Since the Charity Give Back Group was forced to defend its financing of right-wing organizations like the Family Research Council and Focus on the Family, spokesman Kevin McCullough (who himself has propagated virulent anti-gay rhetoric) has stated that the campaign to have companies withdraw from the CGBG represents bullying. Tony Perkins, the president of the FRC, even said it was an attempt to “censor” Christians. After Apple dropped out of the CGBG, which was previously known as the Christian Values Network, McCullough told The Christian Post, “We're not asking Apple to embrace our position or the other side's position. We just want them to stay neutral,” and the FRC is calling on activists to tell companies to “remain neutral in the current cultural battles.”
But by indirectly assisting the FRC and Focus on the Family, two of the major ‘culture war’ players, companies listed in the CGBG’s virtual mall are inadvertently finding themselves anything but ‘neutral’ parties. Both groups are heavily involved in the electoral politics and lobbying, which makes it difficult to consider them purely charitable organizations. FRC is one of the most prominent Religious Right advocacy groups in Washington D.C., and Focus on the Family has a policy arm (CitizenLink) dedicated to political activism. If companies really wanted to ‘remain neutral in the current cultural battles,’ that is more reason to drop out of the CGBG’s list.
While FRC and Focus have received the most attention, another group listed as an affiliated organization is Liberty Counsel.
Liberty Counsel is a sister organization of Liberty University and Liberty Action, part of the network established by the late Jerry Falwell. Liberty Counsel’s Liberty Alerts depict their legal victories as “Gaining Ground in the Culture War,” and the head of Liberty Counsel, Mat Staver, wrote a book called Take Back America that he descried a Liberty Action flyer called “an Invaluable Resource to Help Win the Intensifying Culture War!” Staver’s deputy at Liberty Counsel Matt Barber even described liberalism as “hatred for God” and demanded President Obama’s impeachment for providing family benefits to federal employees in domestic partnerships. Most recently, they defended Lisa Miller, who kidnapped her daughter and fled the country to escape a court order granting her former partner custody of the child, and the Florida teacher who used his Facebook to post anti-gay messages.

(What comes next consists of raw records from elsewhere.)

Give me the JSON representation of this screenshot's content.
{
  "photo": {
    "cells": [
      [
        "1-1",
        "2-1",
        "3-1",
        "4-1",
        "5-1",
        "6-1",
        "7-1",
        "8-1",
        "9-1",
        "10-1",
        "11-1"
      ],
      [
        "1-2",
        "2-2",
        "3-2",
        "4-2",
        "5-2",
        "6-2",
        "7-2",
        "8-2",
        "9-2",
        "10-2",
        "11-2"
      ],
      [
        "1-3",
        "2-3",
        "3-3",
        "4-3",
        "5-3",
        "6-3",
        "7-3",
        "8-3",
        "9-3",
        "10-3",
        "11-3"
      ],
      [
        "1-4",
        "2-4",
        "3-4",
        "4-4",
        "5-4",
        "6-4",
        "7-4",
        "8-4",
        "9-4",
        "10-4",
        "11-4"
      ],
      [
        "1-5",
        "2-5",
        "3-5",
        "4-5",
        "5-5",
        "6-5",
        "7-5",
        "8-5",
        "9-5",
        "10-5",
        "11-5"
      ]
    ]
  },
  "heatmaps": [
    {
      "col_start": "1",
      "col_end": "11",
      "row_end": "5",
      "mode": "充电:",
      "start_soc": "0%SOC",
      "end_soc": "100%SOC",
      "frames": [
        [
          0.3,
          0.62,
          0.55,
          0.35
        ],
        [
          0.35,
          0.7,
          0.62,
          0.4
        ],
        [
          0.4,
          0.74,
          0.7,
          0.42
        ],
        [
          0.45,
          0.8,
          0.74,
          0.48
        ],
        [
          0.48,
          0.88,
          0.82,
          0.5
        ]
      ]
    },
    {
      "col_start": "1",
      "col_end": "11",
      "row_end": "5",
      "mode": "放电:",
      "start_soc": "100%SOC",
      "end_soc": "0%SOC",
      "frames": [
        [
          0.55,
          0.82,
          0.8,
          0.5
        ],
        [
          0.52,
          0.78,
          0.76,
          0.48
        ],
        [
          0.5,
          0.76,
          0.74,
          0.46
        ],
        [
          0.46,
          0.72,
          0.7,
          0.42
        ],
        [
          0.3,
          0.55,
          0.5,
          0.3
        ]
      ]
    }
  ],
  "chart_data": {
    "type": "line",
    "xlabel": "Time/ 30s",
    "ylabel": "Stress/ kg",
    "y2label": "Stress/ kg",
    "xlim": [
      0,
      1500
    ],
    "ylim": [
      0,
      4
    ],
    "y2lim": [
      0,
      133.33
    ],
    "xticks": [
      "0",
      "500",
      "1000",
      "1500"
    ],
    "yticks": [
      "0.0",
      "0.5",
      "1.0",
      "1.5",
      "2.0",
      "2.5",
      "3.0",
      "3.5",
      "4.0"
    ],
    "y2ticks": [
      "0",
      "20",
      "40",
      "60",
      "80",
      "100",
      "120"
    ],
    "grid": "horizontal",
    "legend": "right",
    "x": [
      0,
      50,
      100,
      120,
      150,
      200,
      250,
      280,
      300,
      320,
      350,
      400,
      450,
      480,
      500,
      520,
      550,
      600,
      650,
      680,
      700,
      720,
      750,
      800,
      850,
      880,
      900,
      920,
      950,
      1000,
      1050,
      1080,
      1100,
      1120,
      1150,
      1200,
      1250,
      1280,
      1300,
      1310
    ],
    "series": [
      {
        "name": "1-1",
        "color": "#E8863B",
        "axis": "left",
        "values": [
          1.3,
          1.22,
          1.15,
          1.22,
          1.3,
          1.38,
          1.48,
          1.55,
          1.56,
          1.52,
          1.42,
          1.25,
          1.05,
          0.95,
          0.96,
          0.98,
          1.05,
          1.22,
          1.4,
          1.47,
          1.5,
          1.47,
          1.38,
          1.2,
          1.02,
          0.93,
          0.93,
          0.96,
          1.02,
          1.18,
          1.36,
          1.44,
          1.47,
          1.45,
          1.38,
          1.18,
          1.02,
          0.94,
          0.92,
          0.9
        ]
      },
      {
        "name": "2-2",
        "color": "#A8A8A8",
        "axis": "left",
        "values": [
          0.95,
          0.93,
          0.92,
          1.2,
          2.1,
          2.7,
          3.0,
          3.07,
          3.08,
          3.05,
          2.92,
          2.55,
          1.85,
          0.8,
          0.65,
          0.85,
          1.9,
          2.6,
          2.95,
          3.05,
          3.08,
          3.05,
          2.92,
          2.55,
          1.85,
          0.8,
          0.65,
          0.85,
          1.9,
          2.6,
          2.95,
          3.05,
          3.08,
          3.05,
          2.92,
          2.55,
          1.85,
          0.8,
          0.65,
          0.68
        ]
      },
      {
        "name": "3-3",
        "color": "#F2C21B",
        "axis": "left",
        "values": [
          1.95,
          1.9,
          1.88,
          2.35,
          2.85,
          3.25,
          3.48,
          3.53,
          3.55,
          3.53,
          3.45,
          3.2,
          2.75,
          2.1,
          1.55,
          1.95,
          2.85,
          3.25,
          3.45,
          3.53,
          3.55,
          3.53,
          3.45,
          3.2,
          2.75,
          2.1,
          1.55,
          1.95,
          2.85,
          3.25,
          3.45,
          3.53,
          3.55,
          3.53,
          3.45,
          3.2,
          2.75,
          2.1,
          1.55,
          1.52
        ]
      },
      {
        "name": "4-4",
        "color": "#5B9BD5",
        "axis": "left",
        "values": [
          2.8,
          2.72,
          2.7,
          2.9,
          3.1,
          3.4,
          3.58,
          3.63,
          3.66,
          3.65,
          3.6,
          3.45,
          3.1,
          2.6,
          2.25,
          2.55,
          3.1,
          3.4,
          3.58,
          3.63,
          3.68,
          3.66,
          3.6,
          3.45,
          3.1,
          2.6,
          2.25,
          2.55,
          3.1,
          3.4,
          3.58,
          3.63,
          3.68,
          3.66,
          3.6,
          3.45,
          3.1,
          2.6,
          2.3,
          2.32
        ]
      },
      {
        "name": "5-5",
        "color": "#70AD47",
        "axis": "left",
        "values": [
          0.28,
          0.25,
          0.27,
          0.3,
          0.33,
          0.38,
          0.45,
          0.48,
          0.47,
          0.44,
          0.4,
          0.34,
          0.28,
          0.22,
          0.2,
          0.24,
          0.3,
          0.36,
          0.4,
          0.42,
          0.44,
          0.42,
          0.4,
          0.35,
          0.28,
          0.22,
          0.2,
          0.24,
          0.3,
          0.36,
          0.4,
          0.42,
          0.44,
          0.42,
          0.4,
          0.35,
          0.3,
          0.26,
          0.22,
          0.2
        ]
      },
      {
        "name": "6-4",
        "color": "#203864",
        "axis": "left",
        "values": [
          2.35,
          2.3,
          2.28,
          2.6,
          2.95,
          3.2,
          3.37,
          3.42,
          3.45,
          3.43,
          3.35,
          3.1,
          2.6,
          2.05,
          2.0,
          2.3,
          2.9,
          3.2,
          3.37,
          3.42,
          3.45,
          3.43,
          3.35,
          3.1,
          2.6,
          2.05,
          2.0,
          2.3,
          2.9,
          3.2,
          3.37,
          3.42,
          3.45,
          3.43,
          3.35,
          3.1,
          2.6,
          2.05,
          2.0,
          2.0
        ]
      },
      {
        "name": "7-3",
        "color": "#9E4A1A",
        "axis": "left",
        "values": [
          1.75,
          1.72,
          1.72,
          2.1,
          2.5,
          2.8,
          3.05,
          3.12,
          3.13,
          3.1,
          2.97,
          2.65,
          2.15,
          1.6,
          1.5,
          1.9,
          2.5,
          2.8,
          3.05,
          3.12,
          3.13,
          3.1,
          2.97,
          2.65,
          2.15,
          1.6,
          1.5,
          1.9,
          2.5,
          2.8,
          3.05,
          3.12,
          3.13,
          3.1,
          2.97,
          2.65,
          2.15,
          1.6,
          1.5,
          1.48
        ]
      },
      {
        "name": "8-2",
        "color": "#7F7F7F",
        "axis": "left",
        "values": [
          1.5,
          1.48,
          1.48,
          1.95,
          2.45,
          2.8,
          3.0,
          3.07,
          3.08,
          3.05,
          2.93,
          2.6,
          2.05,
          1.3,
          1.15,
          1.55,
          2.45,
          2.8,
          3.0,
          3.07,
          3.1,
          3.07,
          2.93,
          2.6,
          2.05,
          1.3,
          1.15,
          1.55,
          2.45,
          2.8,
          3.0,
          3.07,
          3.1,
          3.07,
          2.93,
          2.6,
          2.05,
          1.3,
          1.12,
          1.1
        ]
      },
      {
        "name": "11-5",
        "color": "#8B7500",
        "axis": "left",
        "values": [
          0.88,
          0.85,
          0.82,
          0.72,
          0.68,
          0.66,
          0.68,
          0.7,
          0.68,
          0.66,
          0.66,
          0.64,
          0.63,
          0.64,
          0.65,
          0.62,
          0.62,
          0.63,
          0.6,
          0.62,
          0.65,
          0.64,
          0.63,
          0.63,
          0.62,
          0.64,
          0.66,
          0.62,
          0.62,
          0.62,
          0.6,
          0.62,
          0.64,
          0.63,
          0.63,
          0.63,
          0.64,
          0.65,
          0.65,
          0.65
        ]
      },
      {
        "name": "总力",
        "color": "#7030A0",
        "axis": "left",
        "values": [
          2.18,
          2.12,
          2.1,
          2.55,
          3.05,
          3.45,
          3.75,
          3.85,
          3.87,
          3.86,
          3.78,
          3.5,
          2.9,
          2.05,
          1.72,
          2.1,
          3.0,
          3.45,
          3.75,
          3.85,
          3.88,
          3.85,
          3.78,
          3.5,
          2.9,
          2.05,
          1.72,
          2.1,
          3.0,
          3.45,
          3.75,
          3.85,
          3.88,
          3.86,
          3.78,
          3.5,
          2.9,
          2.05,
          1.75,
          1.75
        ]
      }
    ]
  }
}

Like FRC and Focus, Liberty Counsel consistently propagates the most stringent anti-gay rhetoric.
Barber has argued that marriage equality is “rebellion against God,” held that gay and lesbian youth who commit suicide do it because they intuitively know homosexuality is “immoral” and called anti-bullying programs part of a “a homosexual activist political indoctrination agenda.” Such anti-gay rhetoric is extremely similar to that used of the FRC and Focus. The FRC’s Perkins claimed that homosexuality is “man shaking his fist in the face of God” and said that gay and lesbian children are likely to commit suicide because they “recognize intuitively that their same-sex attractions are abnormal.” Focus on the Family led the push against anti-bullying programs across the country, calling them efforts “to promote homosexuality to kids.”
Liberty Counsel and the FRC also defended Malawi’s law that criminalizes homosexuality and attacked American efforts to alter it.
Despite right-wing criticisms of the pressure campaign on companies tied to the CGBG, Liberty Counsel launched their own pressure campaign against schools that allowed students to participate in the ‘Day of Silence,’ which protested anti-gay bullying. Liberty Counsel also conducts an annual campaign against companies that they believe are supposedly undermining Christians, and Staver calls on customers to “shop elsewhere” if the store is not seen as sufficiently respectful of Christmas.
Liberty Counsel even joined forces with the militantly anti-gay Americans for Truth About Homosexuality, Illinois Family Institute, and the American Family Association to launch a boycott and pressure campaign against McDonalds after it made a donation to the National Gay and Lesbian Chamber of Commerce. Barber lashed out at McDonalds for working with “militant homosexual activists” in front of their company headquarters.
Who else supported the boycott and pressure campaign against McDonalds?
Why, none other than the Family Research Council, which supported the boycott against McDonalds and lauded “McDonald’s agreement to stop financing the homosexual agenda.”
Now, will FRC and its allies please stop complaining that pressure campaigns against companies represent “discrimination” and the undue influence of ‘cultural battles’ into the corporate world? Probably not.